Digital Audio Recording Terminology Explained
Digital Recording Concepts and Terms
This document defines key terms and concepts essential for understanding digital audio recording and computer hardware in audio production.
Sample Rate
The number of samples of an audio signal taken every second. Standard audio CD format has a sample rate of 44,100 samples per second, often notated as 44.1 kHz.
Nyquist Theorem
The principle stating that a sample rate must be at least twice as high as the highest frequency being sampled in order for that frequency to be accurately reproduced.
Bit
A single unit of computer data, representing either a 0 or a 1.
Bit-Depth
The number of bits of data used to record the position (amplitude) of an audio signal in one sample. The more bits used, the more accurate the recording. For example, 1 bit allows for 2 possible values, 2 bits for 4 values, and 3 bits for 8 values. It determines the precision with which the amplitude (fluctuation and voltage) of the audio signal is recorded.
Quantization
The process of moving the recorded value of a voltage to the nearest discrete value that can be recorded, based on the bit-depth of the recording process.
Dither
The process of adding a small amount of white noise to a signal just prior to it being digitized. This small amount of error can offset the effects of the inaccuracy of digital recording caused by quantization, improving perceived audio quality.
RAM (Random Access Memory)
The region in which the data that the computer needs for the processes it is currently running is stored. This is short-term, volatile memory that is purged as soon as the process is ended. Historically, RAM was purchased in megabyte (MB) chips, but modern systems require gigabytes (GB) for optimal performance. Digital Audio Workstations (DAWs) usually require a large amount of RAM as sound files take up a lot of space, and there can be no disruption of the flow of audio in or out of the sound card, or there will be audible errors during recording or playback.
HD (Hard Drive)
This is the device on which the computer’s operating system, software, and files are stored. Generally, it consists of a series of small magnetic platters (discs) that store data as a series of magnetic polarities.

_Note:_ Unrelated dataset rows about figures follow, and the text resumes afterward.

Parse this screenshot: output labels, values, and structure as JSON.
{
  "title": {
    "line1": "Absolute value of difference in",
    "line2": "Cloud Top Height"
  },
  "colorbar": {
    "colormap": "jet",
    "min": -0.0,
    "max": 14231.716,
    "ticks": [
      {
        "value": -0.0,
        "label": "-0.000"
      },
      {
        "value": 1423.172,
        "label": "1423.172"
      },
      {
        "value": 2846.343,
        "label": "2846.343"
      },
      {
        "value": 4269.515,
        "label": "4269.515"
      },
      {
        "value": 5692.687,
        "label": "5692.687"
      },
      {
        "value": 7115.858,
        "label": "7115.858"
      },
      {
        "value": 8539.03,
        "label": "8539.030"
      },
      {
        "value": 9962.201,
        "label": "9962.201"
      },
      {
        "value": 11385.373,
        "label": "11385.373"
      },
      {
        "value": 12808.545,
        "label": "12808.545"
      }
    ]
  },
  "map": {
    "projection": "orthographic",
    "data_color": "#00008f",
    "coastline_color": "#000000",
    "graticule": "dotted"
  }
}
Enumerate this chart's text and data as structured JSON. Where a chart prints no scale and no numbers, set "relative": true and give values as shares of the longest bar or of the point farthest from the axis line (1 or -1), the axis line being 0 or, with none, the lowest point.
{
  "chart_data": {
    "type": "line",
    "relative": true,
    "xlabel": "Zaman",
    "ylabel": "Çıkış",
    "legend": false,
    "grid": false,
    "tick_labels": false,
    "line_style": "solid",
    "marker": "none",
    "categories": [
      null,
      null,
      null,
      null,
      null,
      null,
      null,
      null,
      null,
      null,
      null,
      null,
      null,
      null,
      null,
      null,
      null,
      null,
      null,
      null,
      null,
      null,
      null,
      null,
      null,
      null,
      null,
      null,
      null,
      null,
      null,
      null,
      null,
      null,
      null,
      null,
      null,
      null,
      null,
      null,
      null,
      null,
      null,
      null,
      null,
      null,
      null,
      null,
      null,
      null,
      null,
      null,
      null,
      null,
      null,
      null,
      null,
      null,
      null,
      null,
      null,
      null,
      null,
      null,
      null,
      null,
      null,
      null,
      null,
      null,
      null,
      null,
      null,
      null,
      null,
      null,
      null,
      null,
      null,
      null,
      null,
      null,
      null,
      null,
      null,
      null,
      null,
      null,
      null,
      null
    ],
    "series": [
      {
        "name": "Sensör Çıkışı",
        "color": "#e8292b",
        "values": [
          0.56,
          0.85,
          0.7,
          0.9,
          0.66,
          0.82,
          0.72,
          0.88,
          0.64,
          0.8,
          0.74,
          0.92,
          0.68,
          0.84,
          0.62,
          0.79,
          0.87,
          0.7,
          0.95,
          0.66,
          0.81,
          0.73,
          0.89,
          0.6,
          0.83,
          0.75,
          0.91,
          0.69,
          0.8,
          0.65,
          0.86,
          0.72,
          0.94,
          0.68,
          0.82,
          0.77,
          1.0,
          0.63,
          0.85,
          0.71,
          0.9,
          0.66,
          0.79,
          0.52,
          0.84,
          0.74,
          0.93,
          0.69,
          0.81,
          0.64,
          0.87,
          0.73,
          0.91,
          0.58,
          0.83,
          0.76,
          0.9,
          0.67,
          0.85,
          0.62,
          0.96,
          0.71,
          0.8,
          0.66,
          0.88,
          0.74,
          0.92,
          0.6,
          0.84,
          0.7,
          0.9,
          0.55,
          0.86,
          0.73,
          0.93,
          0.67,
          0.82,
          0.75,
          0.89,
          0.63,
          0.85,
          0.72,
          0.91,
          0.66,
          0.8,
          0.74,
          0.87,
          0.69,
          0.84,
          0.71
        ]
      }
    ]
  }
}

Optimal audio computer design often involves storing the operating system and software on a primary drive (e.g., C: drive) and all audio files on separate, dedicated drives.
Linear Editing/Recording
A recording and editing process, such as onto tape, that does not allow the user to move tracks around in time or relative to one another. Edits are permanent and sequential.
Non-Linear Editing
An editing system that allows recordings to be manipulated in time, either as a block or by individual tracks. Tracks can be copied, pasted, or dragged, offering flexibility and non-destructive workflows.
Destructive Editing
Involves actual data manipulation and alteration, such as cloning. It should usually be performed on a copy of the original RAW data, as the changes are permanent. This method often requires more storage space for copies.
Non-Destructive Editing
Includes the ability to perform edits on a single file (not a copied file) while retaining the option to revert to the original. Edits are stored on”sideca” files or equivalent data structures, but never affect the original bits of the RAW data. This method often benefits from a faster processor to apply edits in real-time.
Bit Error
A single piece of data is corrupted. Error correction often involves redundancy, which sends the same information more than once to avoid or correct the error.
Burst Error
Many samples or large chunks of music are corrupted. Error correction methods include Interpolation, which estimates missing data to form a continuous signal, and Interleaving, which rearranges data to reduce the impact of consecutive errors.
RAID
Is the acronym for Redundant Array of Independent Disks, a data storage virtualization technology that combines multiple physical disk drive components into one or more logical units for the purposes of data redundancy, performance improvement, or both.
RAID 0
A striping solution: provides no redundancy or data protection from the failure of any disk. RAID 0 achieves faster data access by splitting or”stripin” the recorded data across all drives in the array, improving read/write times and effectively spreading the load.
RAID 1
A mirroring solution: All data is recorded on not just one but two identical drives, so that two copies exist at all times. If one drive fails, the exact copy on the other continues to function and no data is ever lost. It effectively presents both drives as a single logical drive. While highly reliable for data integrity, it halves the usable storage capacity.
Hybrid System (RAID 0+1 or RAID 1+0)
Combines striping and mirroring. It offers high performance and data redundancy, ensuring data is not lost, but typically requires more drives, power, and cost compared to single RAID levels.